Trend analysis of the change in prostate and OAR volumes for one example prostate case.

Figure 6.

Figure 6

Prostate motion trend analysis shown as the variation in prostate centroid location relative to the CBCT1 baseline. (A) Variation in superior–inferior position; significant change was observed between the 23rd and 24th fraction due to the change in isocentre position. (B) Variation in left–right (purple) and anterior–posterior (orange) position.

Figure 7.

Figure 7

Mean values with error bars representing SD for DSC (A) and MDA (B) of the prostate, rectum and bladder generated based on MIM propagated contours with reference to the RO delineated contours as baseline for 20 patients.

Discussion

This workflow has been successfully commissioned, and we have demonstrated that it is able to accurately perform rigid registration between P1 and P2 plans prior to deforming the P2 doses back to P1 for dose summation. This workflow has proven to successfully accumulate dose and propagate contours with two different isocentres, making it applicable for all HR‐PCa cases that require PLNs irradiation.

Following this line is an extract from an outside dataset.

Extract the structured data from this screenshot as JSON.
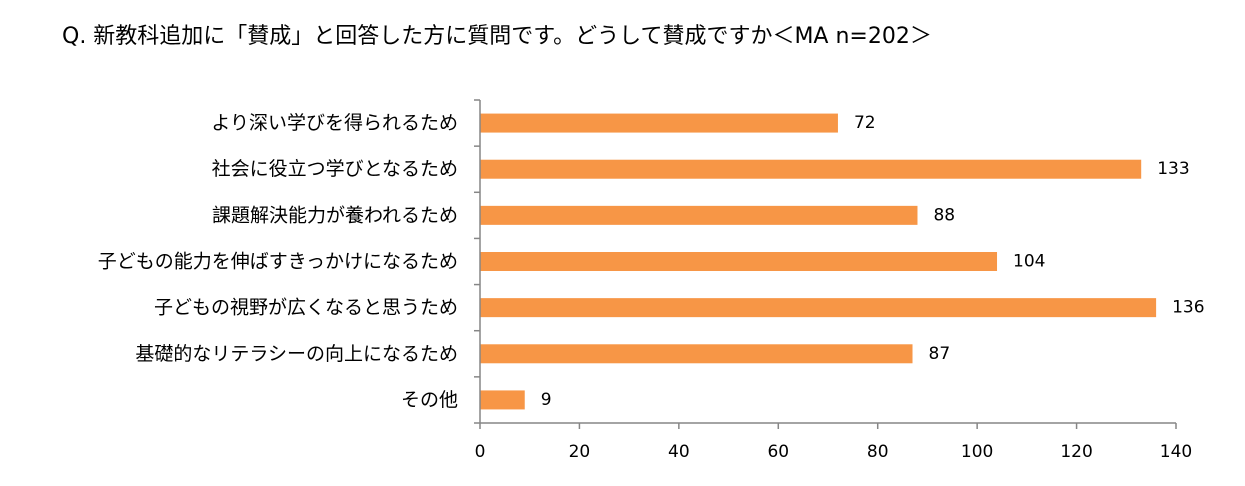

The geometrical analysis results obtained were comparable to studies using DIR for contour propagation with RO delineated contours as baseline. 8 , 9 From the data extracted in this workflow, we have demonstrated it is possible to compare clinically relevant dose parameters between the MIM accumulated dose and the planned dose, and to assess daily volume variation and motion. Similar workflow with single isocentre has been validated previously. 10

Using accumulated dose estimates to perform dosimetric correlations to patients' toxicity, rather than relying on the initial planned dosimetry, will allow a more accurate reflection of the actual spatial dose received by the patient. 11 This work could be adapted to other anatomical sites (e.g. thorax and abdominal) with 2‐phased regimens to obtain a more accurate dose estimates of the target and OARs and relating the accumulated dose received to toxicity.

Conclusion

We have demonstrated that the present workflow using existing commercial systems has shown to be an efficient dose accumulation method to analyse and evaluate the influence of inter‐fractional organs variations on the dose received by the patient when compared to the planned dose on a static CT image. This workflow will now be used to conduct a larger dose accumulation study focusing on correlating the actual dose estimates received by the patient with clinical endpoints for acute and late toxicity.